Once the USB drive was connected I ran the FTKImager.exe application. Once the application loads I select the option to Create Disk Image.

 I selected Physical Drive as I wanted to grab the whole drive. There may be cases where you might want to grab only the Logical Drive or certain other content. If you're ever unsure you're best to take the Phyical Drive. I don't believe I've ever met an investigator that complained that they had too much information to deal with an incident which is why the physical drive is always the best.
The virtual machine only has one hard drive which is the first one listed in the screenshot. Select this option and press next
There are a number of image type outputs and for this case I selected Raw (dd). I've read a number of articles and they recommend this one as providing the most flexibility which is something that I want as I may use a number of tools so the flexibility should allow me to use any tool I'd like to learn.
The following step involves adding some information or meta data to the final image. Regardless of what purpose you are creating this image I find that you're best to be as descriptive as possible in this section. You never know when you'll come back to an image or want a reason for why it was taken and this information should be able to provide you those details.
Finally select the image destination. In this case I've connected one of my larger hard drives with enough room to store the 10 gb hard image.

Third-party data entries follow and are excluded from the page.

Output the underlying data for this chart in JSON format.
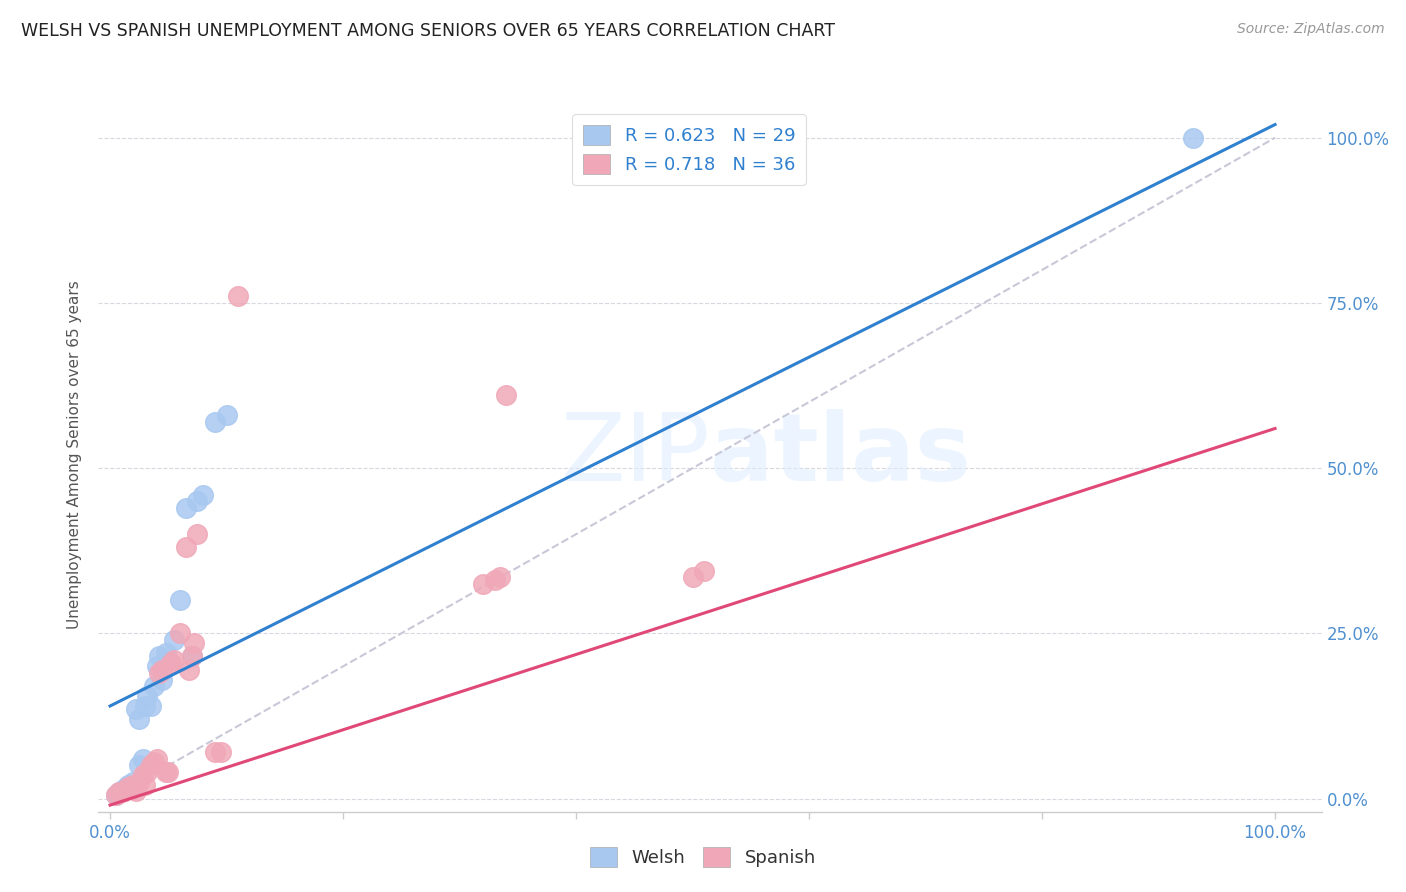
{
  "title": "WELSH VS SPANISH UNEMPLOYMENT AMONG SENIORS OVER 65 YEARS CORRELATION CHART",
  "source": "Source: ZipAtlas.com",
  "ylabel": "Unemployment Among Seniors over 65 years",
  "ytick_labels": [
    "0.0%",
    "25.0%",
    "50.0%",
    "75.0%",
    "100.0%"
  ],
  "ytick_vals": [
    0.0,
    0.25,
    0.5,
    0.75,
    1.0
  ],
  "xtick_vals": [
    0.0,
    0.2,
    0.4,
    0.6,
    0.8,
    1.0
  ],
  "watermark": "ZIPatlas",
  "welsh_R": 0.623,
  "welsh_N": 29,
  "spanish_R": 0.718,
  "spanish_N": 36,
  "welsh_color": "#a8c8f0",
  "spanish_color": "#f0a8b8",
  "welsh_line_color": "#3080d0",
  "spanish_line_color": "#e04878",
  "diagonal_color": "#c8c8d8",
  "bg_color": "#ffffff",
  "tick_color": "#5090d0",
  "legend_text_color": "#3080d0",
  "welsh_line_x0": 0.0,
  "welsh_line_y0": 0.14,
  "welsh_line_x1": 1.0,
  "welsh_line_y1": 1.02,
  "spanish_line_x0": 0.0,
  "spanish_line_y0": -0.01,
  "spanish_line_x1": 1.0,
  "spanish_line_y1": 0.56,
  "welsh_points_x": [
    0.005,
    0.008,
    0.01,
    0.012,
    0.015,
    0.018,
    0.02,
    0.022,
    0.025,
    0.025,
    0.028,
    0.03,
    0.032,
    0.035,
    0.038,
    0.04,
    0.042,
    0.045,
    0.048,
    0.05,
    0.055,
    0.06,
    0.065,
    0.07,
    0.075,
    0.08,
    0.09,
    0.1,
    0.93
  ],
  "welsh_points_y": [
    0.005,
    0.01,
    0.012,
    0.015,
    0.02,
    0.018,
    0.025,
    0.135,
    0.05,
    0.12,
    0.06,
    0.14,
    0.155,
    0.14,
    0.17,
    0.2,
    0.215,
    0.18,
    0.22,
    0.21,
    0.24,
    0.3,
    0.44,
    0.215,
    0.45,
    0.46,
    0.57,
    0.58,
    1.0
  ],
  "spanish_points_x": [
    0.005,
    0.008,
    0.01,
    0.012,
    0.015,
    0.018,
    0.02,
    0.022,
    0.025,
    0.028,
    0.03,
    0.032,
    0.035,
    0.038,
    0.04,
    0.042,
    0.045,
    0.048,
    0.05,
    0.052,
    0.055,
    0.06,
    0.065,
    0.068,
    0.07,
    0.072,
    0.075,
    0.09,
    0.095,
    0.11,
    0.32,
    0.33,
    0.335,
    0.34,
    0.5,
    0.51
  ],
  "spanish_points_y": [
    0.005,
    0.01,
    0.01,
    0.012,
    0.018,
    0.015,
    0.02,
    0.012,
    0.025,
    0.035,
    0.02,
    0.04,
    0.05,
    0.055,
    0.06,
    0.19,
    0.195,
    0.04,
    0.04,
    0.205,
    0.21,
    0.25,
    0.38,
    0.195,
    0.215,
    0.235,
    0.4,
    0.07,
    0.07,
    0.76,
    0.325,
    0.33,
    0.335,
    0.61,
    0.335,
    0.345
  ]
}
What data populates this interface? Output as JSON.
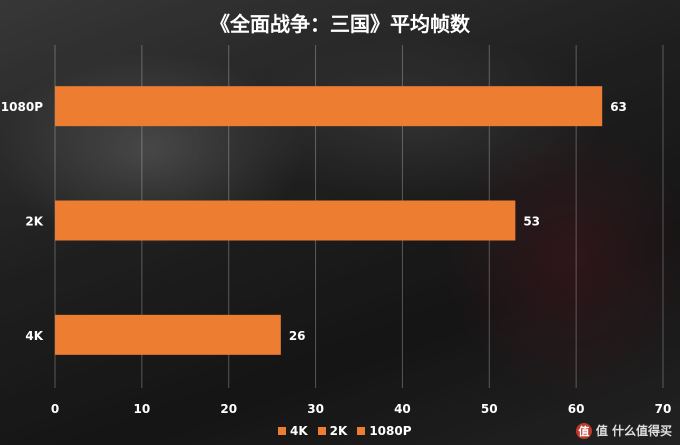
{
  "chart_data": {
    "type": "bar",
    "orientation": "horizontal",
    "title": "《全面战争：三国》平均帧数",
    "categories": [
      "1080P",
      "2K",
      "4K"
    ],
    "values": [
      63,
      53,
      26
    ],
    "series_color": "#ed7d31",
    "xlim": [
      0,
      70
    ],
    "xticks": [
      0,
      10,
      20,
      30,
      40,
      50,
      60,
      70
    ],
    "grid": true,
    "legend_placement": "bottom",
    "legend": [
      "4K",
      "2K",
      "1080P"
    ]
  },
  "watermark": {
    "text": "值 什么值得买",
    "logo": "值"
  }
}
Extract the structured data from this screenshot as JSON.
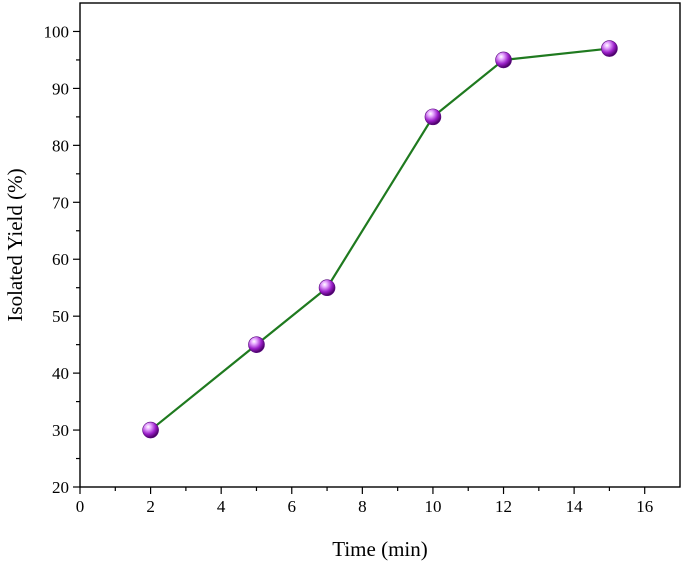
{
  "chart_data": {
    "type": "line",
    "title": "",
    "xlabel": "Time (min)",
    "ylabel": "Isolated Yield (%)",
    "xlim": [
      0,
      17
    ],
    "ylim": [
      20,
      105
    ],
    "x_ticks": [
      0,
      2,
      4,
      6,
      8,
      10,
      12,
      14,
      16
    ],
    "y_ticks": [
      20,
      30,
      40,
      50,
      60,
      70,
      80,
      90,
      100
    ],
    "grid": false,
    "legend": "none",
    "series": [
      {
        "x": [
          2,
          5,
          7,
          10,
          12,
          15
        ],
        "y": [
          30,
          45,
          55,
          85,
          95,
          97
        ],
        "line_color": "#1f7a1f",
        "marker_color": "#9b1fc9",
        "marker": "sphere"
      }
    ]
  }
}
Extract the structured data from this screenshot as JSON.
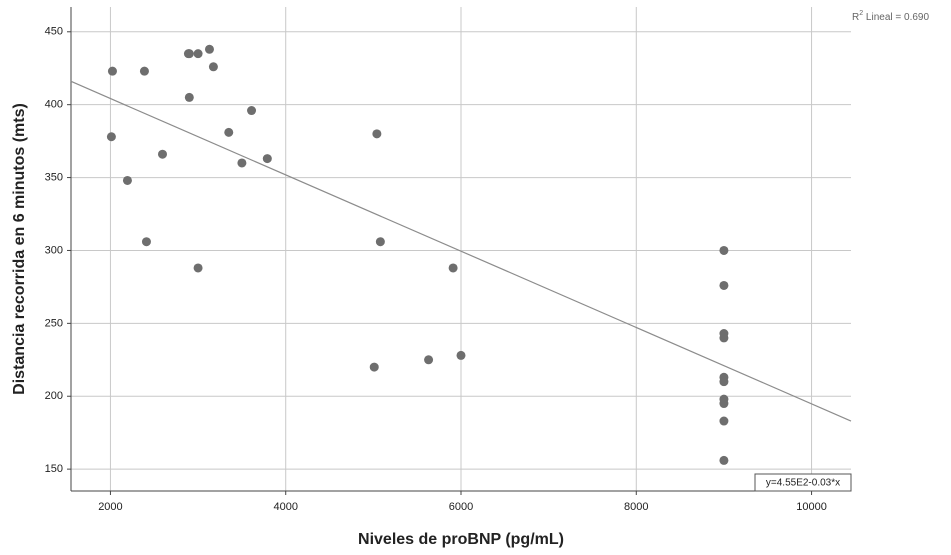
{
  "chart_data": {
    "type": "scatter",
    "xlabel": "Niveles de proBNP  (pg/mL)",
    "ylabel": "Distancia recorrida en 6 minutos (mts)",
    "xlim": [
      1550,
      10450
    ],
    "ylim": [
      135,
      467
    ],
    "xticks": [
      2000,
      4000,
      6000,
      8000,
      10000
    ],
    "yticks": [
      150,
      200,
      250,
      300,
      350,
      400,
      450
    ],
    "grid": true,
    "series": [
      {
        "color": "#6e6e6e",
        "x": [
          2023,
          2011,
          2194,
          2411,
          2388,
          2594,
          2890,
          2900,
          3000,
          3130,
          3175,
          2900,
          3000,
          3350,
          3500,
          3610,
          3790,
          5040,
          5080,
          5010,
          5630,
          5910,
          6000,
          9000,
          9000,
          9000,
          9000,
          9000,
          9000,
          9000,
          9000,
          9000,
          9000
        ],
        "values": [
          423,
          378,
          348,
          306,
          423,
          366,
          435,
          435,
          435,
          438,
          426,
          405,
          288,
          381,
          360,
          396,
          363,
          380,
          306,
          220,
          225,
          288,
          228,
          300,
          276,
          243,
          240,
          213,
          210,
          198,
          195,
          183,
          156
        ]
      }
    ],
    "fit_line": {
      "color": "#8c8c8c",
      "x": [
        1550,
        10450
      ],
      "values": [
        416,
        183
      ]
    },
    "equation": "y=4.55E2-0.03*x",
    "r2": {
      "prefix": "R",
      "sup": "2",
      "text": " Lineal = 0.690"
    }
  }
}
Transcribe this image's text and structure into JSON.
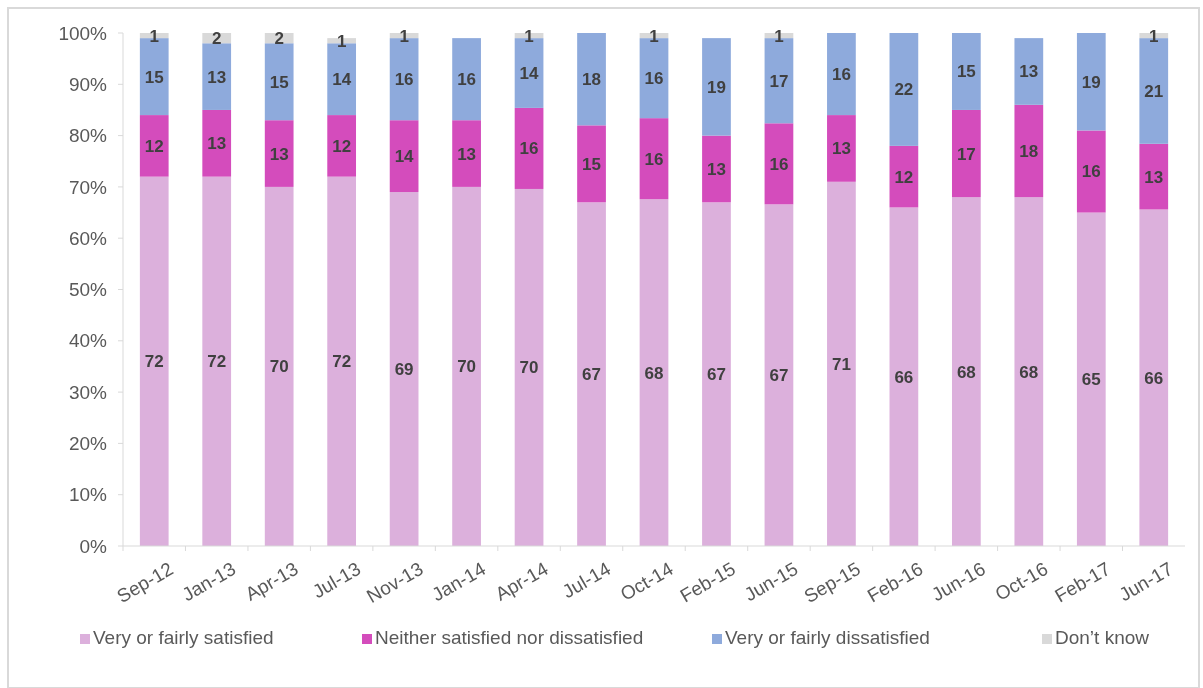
{
  "chart_data": {
    "type": "bar",
    "stacked": true,
    "categories": [
      "Sep-12",
      "Jan-13",
      "Apr-13",
      "Jul-13",
      "Nov-13",
      "Jan-14",
      "Apr-14",
      "Jul-14",
      "Oct-14",
      "Feb-15",
      "Jun-15",
      "Sep-15",
      "Feb-16",
      "Jun-16",
      "Oct-16",
      "Feb-17",
      "Jun-17"
    ],
    "series": [
      {
        "name": "Very or fairly satisfied",
        "color": "#dcb0dc",
        "values": [
          72,
          72,
          70,
          72,
          69,
          70,
          69.6,
          67,
          67.6,
          67,
          66.6,
          71,
          66,
          68,
          68,
          65,
          65.6
        ],
        "value_labels": [
          "72",
          "72",
          "70",
          "72",
          "69",
          "70",
          "70",
          "67",
          "68",
          "67",
          "67",
          "71",
          "66",
          "68",
          "68",
          "65",
          "66"
        ]
      },
      {
        "name": "Neither satisfied nor dissatisfied",
        "color": "#d44cbc",
        "values": [
          12,
          13,
          13,
          12,
          14,
          13,
          15.8,
          15,
          15.8,
          13,
          15.8,
          13,
          12,
          17,
          18,
          16,
          12.8
        ],
        "value_labels": [
          "12",
          "13",
          "13",
          "12",
          "14",
          "13",
          "16",
          "15",
          "16",
          "13",
          "16",
          "13",
          "12",
          "17",
          "18",
          "16",
          "13"
        ]
      },
      {
        "name": "Very or fairly dissatisfied",
        "color": "#8eaadc",
        "values": [
          15,
          13,
          15,
          14,
          16,
          16,
          13.6,
          18,
          15.6,
          19,
          16.6,
          16,
          22,
          15,
          13,
          19,
          20.6
        ],
        "value_labels": [
          "15",
          "13",
          "15",
          "14",
          "16",
          "16",
          "14",
          "18",
          "16",
          "19",
          "17",
          "16",
          "22",
          "15",
          "13",
          "19",
          "21"
        ]
      },
      {
        "name": "Don’t know",
        "color": "#d9d9d9",
        "values": [
          1,
          2,
          2,
          1,
          1,
          null,
          1,
          null,
          1,
          null,
          1,
          null,
          null,
          null,
          null,
          null,
          1
        ],
        "value_labels": [
          "1",
          "2",
          "2",
          "1",
          "1",
          null,
          "1",
          null,
          "1",
          null,
          "1",
          null,
          null,
          null,
          null,
          null,
          "1"
        ]
      }
    ],
    "ylim": [
      0,
      100
    ],
    "yticks": [
      {
        "value": 0,
        "label": "0%"
      },
      {
        "value": 10,
        "label": "10%"
      },
      {
        "value": 20,
        "label": "20%"
      },
      {
        "value": 30,
        "label": "30%"
      },
      {
        "value": 40,
        "label": "40%"
      },
      {
        "value": 50,
        "label": "50%"
      },
      {
        "value": 60,
        "label": "60%"
      },
      {
        "value": 70,
        "label": "70%"
      },
      {
        "value": 80,
        "label": "80%"
      },
      {
        "value": 90,
        "label": "90%"
      },
      {
        "value": 100,
        "label": "100%"
      }
    ],
    "legend": "bottom"
  }
}
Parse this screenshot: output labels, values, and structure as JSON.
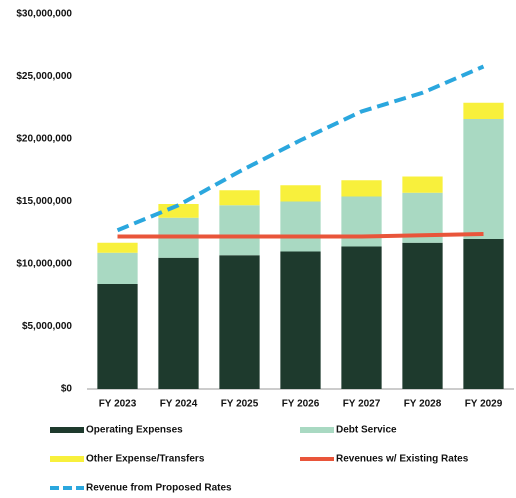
{
  "chart_data": {
    "type": "bar",
    "stacked": true,
    "categories": [
      "FY 2023",
      "FY 2024",
      "FY 2025",
      "FY 2026",
      "FY 2027",
      "FY 2028",
      "FY 2029"
    ],
    "series": [
      {
        "name": "Operating Expenses",
        "type": "bar",
        "color": "#1e3a2d",
        "values": [
          8.4,
          10.5,
          10.7,
          11.0,
          11.4,
          11.7,
          12.0
        ]
      },
      {
        "name": "Debt Service",
        "type": "bar",
        "color": "#a9d9c2",
        "values": [
          2.5,
          3.2,
          4.0,
          4.0,
          4.0,
          4.0,
          9.6
        ]
      },
      {
        "name": "Other Expense/Transfers",
        "type": "bar",
        "color": "#f8f03c",
        "values": [
          0.8,
          1.1,
          1.2,
          1.3,
          1.3,
          1.3,
          1.3
        ]
      },
      {
        "name": "Revenues w/ Existing Rates",
        "type": "line",
        "color": "#e9553a",
        "dashed": false,
        "values": [
          12.2,
          12.2,
          12.2,
          12.2,
          12.2,
          12.3,
          12.4
        ]
      },
      {
        "name": "Revenue from Proposed Rates",
        "type": "line",
        "color": "#2ba7de",
        "dashed": true,
        "values": [
          12.7,
          14.7,
          17.4,
          19.9,
          22.2,
          23.7,
          25.8
        ]
      }
    ],
    "ylim": [
      0,
      30
    ],
    "yticks": [
      {
        "value": 0,
        "label": "$0"
      },
      {
        "value": 5,
        "label": "$5,000,000"
      },
      {
        "value": 10,
        "label": "$10,000,000"
      },
      {
        "value": 15,
        "label": "$15,000,000"
      },
      {
        "value": 20,
        "label": "$20,000,000"
      },
      {
        "value": 25,
        "label": "$25,000,000"
      },
      {
        "value": 30,
        "label": "$30,000,000"
      }
    ],
    "grid": false
  }
}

Once you press finish the image creation process will begin. As my drive wasn't too large the process only took around 18 minutes but obviously depending on the size of your hard drive it may take much longer.
When the imaging is complete you're provided with the verification results and the hashes.
In my next tutorial I'll begin by using the SANS SIFT virtual machine to open this image and begin investigating it with tools such as RegRipper and The Sleuth Kit. Once i've become familiar with these basics I'll begin by running live malware and we'll begin to investigate what has occured.